In The Storyteller, the Storytellers have to make sure that certain tropes (laws of magic) happen properly within the tale or the magic can go completely wild. As such, I’ve had a lot of fun playing with what tropes I can put into stories, and which I can take out without losing the essence of the story. And that doesn’t mean that my Storytellers don’t have tropes of their own.

Tropes are not good or bad on their face, they’re just a tool. A way of creating and possibly subverting expectations in the reader quickly and easily. If you find any tropes on TV Tropes that you particularly like, feel free to share them in the comments section or post to my wall.

Retrospective

So here I am, after spending a week not working on The Storyteller. That doesn’t mean I don’t have anything to write about for this post, however. I figured this would be a great time to sit down and figure out what it is I’ve gotten out of the past five months. I just went back and read all of my posts, and I cannot even believe the ups and downs I managed to get through. It’s sort of mind boggling that I got anything done.

Major things I learned:

1) I am starting to hammer out what my process is.

I am not a writer who pounds out a rough draft and then edits it a few times. I’m not convinced I pound out a rough draft in the first place. I don’t do much planning at all before I sit down and write, so all of my planning is done as I write. That makes me believe that my first and second drafts are nothing more than active planning.

I always assumed that the way I used to write (writing until I had a new idea, then going back and editing and writing a little more, then repeat) was no good, mostly because I rarely had the discipline to stick with one story long enough to actually finish it. I have now accepted that that is likely part of my process. My first ‘draft’ is more ‘getting all the ideas on the page’ (whether I get to the end of the story or not), I let it rest, then sit down with everything I wrote and expand on the characters, the magic system, the world, etc. Then I write another draft, which is still not a completed rough draft, but at this point I should get through the entirety of the story. (So I have a legit ending.)

This is as far as I’ve gotten in the process thus far with The Storyteller. I know I am missing at least one subplot and many more details that need to be fleshed out.

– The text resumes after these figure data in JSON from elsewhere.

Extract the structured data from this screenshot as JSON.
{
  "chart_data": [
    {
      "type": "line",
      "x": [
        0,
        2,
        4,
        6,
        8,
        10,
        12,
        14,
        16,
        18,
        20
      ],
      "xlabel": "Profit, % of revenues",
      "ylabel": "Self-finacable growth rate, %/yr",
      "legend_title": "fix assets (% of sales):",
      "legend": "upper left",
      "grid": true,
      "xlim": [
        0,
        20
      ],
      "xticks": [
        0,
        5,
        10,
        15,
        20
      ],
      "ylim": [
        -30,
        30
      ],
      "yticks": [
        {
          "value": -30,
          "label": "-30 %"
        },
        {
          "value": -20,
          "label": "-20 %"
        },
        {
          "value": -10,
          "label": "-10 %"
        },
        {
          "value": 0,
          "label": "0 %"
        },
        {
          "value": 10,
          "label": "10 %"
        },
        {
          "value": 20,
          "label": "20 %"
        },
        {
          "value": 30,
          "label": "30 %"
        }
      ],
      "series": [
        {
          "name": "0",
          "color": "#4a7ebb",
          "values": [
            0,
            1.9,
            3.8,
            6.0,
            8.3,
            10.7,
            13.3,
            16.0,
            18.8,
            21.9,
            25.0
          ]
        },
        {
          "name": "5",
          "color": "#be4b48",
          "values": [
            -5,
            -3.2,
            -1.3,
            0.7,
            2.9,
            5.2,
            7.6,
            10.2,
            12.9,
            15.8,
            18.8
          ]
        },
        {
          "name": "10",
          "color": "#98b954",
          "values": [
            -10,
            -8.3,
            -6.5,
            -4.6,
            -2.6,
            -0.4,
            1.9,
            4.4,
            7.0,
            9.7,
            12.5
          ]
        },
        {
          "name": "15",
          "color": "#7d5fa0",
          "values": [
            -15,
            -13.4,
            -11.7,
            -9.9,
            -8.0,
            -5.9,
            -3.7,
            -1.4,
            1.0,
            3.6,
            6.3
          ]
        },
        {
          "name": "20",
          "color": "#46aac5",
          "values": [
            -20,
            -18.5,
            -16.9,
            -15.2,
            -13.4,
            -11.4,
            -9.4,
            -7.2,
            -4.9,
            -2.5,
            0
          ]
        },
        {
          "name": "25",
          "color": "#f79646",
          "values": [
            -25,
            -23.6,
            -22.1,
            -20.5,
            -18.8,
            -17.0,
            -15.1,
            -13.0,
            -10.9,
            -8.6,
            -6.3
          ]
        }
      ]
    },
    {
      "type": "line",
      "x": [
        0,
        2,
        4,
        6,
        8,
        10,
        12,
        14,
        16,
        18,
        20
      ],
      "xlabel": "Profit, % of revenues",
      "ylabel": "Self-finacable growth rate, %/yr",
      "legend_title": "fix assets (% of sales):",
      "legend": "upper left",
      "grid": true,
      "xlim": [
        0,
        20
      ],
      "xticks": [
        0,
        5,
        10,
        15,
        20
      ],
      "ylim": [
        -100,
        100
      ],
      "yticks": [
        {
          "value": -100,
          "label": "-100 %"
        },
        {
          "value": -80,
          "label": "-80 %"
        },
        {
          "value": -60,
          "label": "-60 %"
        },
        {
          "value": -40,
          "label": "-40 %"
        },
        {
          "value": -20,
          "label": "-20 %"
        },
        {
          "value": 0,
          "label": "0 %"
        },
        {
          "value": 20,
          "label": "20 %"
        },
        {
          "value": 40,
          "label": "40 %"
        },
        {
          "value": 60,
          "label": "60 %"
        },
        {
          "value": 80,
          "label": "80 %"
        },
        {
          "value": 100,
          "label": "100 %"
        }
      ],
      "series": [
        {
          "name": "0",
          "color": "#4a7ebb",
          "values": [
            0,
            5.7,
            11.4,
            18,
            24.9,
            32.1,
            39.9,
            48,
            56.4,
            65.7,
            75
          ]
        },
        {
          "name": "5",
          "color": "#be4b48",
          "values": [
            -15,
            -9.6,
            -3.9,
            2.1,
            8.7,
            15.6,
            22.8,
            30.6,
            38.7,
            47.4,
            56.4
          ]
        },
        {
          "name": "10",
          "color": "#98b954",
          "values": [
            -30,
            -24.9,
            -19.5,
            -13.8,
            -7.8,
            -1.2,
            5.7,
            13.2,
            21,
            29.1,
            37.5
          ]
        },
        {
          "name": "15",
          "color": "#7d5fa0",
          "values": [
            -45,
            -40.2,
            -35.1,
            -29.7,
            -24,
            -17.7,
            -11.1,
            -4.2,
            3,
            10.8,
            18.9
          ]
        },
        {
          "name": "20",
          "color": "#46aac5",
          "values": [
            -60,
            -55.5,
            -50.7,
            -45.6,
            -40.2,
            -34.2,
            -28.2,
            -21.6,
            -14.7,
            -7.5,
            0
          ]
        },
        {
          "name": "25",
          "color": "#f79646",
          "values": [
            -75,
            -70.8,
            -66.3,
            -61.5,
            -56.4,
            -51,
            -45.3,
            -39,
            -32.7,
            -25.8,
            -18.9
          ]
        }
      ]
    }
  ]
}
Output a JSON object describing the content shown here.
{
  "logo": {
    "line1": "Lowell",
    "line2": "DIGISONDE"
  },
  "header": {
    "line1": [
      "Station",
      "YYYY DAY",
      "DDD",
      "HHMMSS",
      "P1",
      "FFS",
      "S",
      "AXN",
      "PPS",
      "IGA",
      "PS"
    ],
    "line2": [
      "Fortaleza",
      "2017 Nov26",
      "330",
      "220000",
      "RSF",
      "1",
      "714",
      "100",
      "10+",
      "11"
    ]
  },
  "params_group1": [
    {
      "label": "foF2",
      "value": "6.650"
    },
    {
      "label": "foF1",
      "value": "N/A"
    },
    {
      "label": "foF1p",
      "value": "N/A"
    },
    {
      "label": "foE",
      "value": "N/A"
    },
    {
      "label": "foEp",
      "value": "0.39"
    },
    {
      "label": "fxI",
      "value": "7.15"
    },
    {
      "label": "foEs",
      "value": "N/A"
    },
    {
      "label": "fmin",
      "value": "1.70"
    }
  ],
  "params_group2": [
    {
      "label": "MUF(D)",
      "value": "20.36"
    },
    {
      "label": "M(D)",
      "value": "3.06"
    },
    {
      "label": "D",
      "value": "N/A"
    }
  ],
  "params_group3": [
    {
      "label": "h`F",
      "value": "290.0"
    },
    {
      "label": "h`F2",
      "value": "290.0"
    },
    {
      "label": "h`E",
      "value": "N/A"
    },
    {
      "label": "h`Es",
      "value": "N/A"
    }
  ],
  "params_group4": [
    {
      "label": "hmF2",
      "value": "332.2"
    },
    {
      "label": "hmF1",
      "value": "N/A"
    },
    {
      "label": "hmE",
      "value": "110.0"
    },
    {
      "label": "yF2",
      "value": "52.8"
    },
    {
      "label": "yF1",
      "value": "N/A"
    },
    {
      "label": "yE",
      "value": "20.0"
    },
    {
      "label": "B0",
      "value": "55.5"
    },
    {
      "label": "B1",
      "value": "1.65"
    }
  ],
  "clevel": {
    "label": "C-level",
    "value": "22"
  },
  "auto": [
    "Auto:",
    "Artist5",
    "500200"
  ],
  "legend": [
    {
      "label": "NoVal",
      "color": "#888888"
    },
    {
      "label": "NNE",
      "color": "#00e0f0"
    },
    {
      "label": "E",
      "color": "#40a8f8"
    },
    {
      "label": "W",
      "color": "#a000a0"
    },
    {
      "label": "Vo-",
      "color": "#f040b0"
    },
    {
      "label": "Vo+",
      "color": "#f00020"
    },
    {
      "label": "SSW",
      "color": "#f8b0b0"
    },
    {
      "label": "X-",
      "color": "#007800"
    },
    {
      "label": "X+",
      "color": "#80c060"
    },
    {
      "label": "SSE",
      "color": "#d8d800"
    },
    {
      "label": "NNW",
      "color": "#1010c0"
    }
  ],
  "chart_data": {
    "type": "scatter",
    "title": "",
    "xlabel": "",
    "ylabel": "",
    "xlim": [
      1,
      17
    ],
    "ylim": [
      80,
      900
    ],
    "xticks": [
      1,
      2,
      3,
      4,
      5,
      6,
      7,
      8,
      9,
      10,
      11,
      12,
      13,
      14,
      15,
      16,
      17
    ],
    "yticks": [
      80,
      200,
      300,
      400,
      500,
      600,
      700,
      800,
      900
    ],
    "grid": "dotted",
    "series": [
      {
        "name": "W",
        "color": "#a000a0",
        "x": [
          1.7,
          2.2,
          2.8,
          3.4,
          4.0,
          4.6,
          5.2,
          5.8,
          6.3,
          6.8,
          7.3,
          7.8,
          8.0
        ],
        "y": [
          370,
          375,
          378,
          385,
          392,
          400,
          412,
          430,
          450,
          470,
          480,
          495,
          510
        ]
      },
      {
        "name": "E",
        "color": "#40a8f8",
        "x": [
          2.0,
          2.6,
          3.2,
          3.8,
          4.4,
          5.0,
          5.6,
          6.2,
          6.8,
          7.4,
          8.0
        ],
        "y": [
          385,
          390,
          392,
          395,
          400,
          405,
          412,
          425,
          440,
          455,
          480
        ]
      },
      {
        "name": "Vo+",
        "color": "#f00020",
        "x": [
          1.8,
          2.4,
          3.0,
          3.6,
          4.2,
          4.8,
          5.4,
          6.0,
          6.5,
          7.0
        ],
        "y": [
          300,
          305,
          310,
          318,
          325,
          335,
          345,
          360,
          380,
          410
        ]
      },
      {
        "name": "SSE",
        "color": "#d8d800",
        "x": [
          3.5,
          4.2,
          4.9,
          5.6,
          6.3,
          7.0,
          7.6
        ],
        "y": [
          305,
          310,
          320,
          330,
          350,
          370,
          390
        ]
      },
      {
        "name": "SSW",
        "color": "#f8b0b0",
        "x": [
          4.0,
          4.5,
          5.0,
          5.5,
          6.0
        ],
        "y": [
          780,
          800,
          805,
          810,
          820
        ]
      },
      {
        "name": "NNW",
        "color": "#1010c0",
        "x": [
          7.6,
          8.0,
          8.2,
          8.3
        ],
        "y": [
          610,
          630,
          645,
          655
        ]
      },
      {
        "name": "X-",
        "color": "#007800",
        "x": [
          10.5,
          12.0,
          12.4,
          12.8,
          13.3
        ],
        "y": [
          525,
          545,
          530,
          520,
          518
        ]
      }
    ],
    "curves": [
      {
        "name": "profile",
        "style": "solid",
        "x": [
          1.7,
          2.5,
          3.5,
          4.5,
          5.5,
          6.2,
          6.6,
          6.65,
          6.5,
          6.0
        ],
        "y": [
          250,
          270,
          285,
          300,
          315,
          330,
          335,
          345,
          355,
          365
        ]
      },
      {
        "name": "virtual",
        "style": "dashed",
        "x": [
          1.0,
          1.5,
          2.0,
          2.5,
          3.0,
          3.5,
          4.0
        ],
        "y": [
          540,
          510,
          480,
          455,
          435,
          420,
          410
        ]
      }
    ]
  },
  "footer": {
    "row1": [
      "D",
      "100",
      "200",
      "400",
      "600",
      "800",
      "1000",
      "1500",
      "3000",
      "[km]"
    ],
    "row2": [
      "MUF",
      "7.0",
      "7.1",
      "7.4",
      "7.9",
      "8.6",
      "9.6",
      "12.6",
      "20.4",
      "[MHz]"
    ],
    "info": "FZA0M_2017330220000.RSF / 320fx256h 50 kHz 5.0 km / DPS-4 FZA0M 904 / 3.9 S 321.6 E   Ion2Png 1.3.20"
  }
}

After this rest period, I will likely hammer out a few more details, and then turn the draft into an actual rough draft. As much as I want to compare myself to people who can just hammer out beautiful rough drafts ~cough~ #branderson ~cough~ I’m just going to have to keep working on what my own process is.

2) I am not as much a beginner writer as I thought

I am finding that I actually do have processes and good habits as a writer that I just didn’t recognize. SUBLIST!

a) I can hammer out words. I mean like seriously.
b) I can write most anywhere with most anything. Laptop, desktop, notebook, back of an envelope, whatever.
c) My ideas develop as I write them. I can only do so much sitting and thinking. (Not that it doesn’t help)
d) I am hella stubborn. As many times as I have thought about abandoning my story, I really am more stubborn than I thought. It basically comes down to the fact that I know I’m never going to stop writing, so abandoning a specific project is just losing a way to improve.

3) Other writers suck too

I have had a lot of problems with comparing what I write to other amazing stories out there. (This includes novels, movies, tv shows, webcomics, etc.) And I am actually starting to take a step back and look at the fact that everyone has stuff that is trash along with the stuff that is good. Or they started out and weren’t all that great and developed over time. Even well-written stuff can drop the ball in a serious way.

So as I work my way through my two months of not working on the Storyteller, it does allow me to take a step back and look at things objectively. I made a deadline and I met it. I succeeded at some things, failed at others. I even have comments on my last two blog posts! I want to thank everyone who has followed me this far. I’m not done yet. Stick around.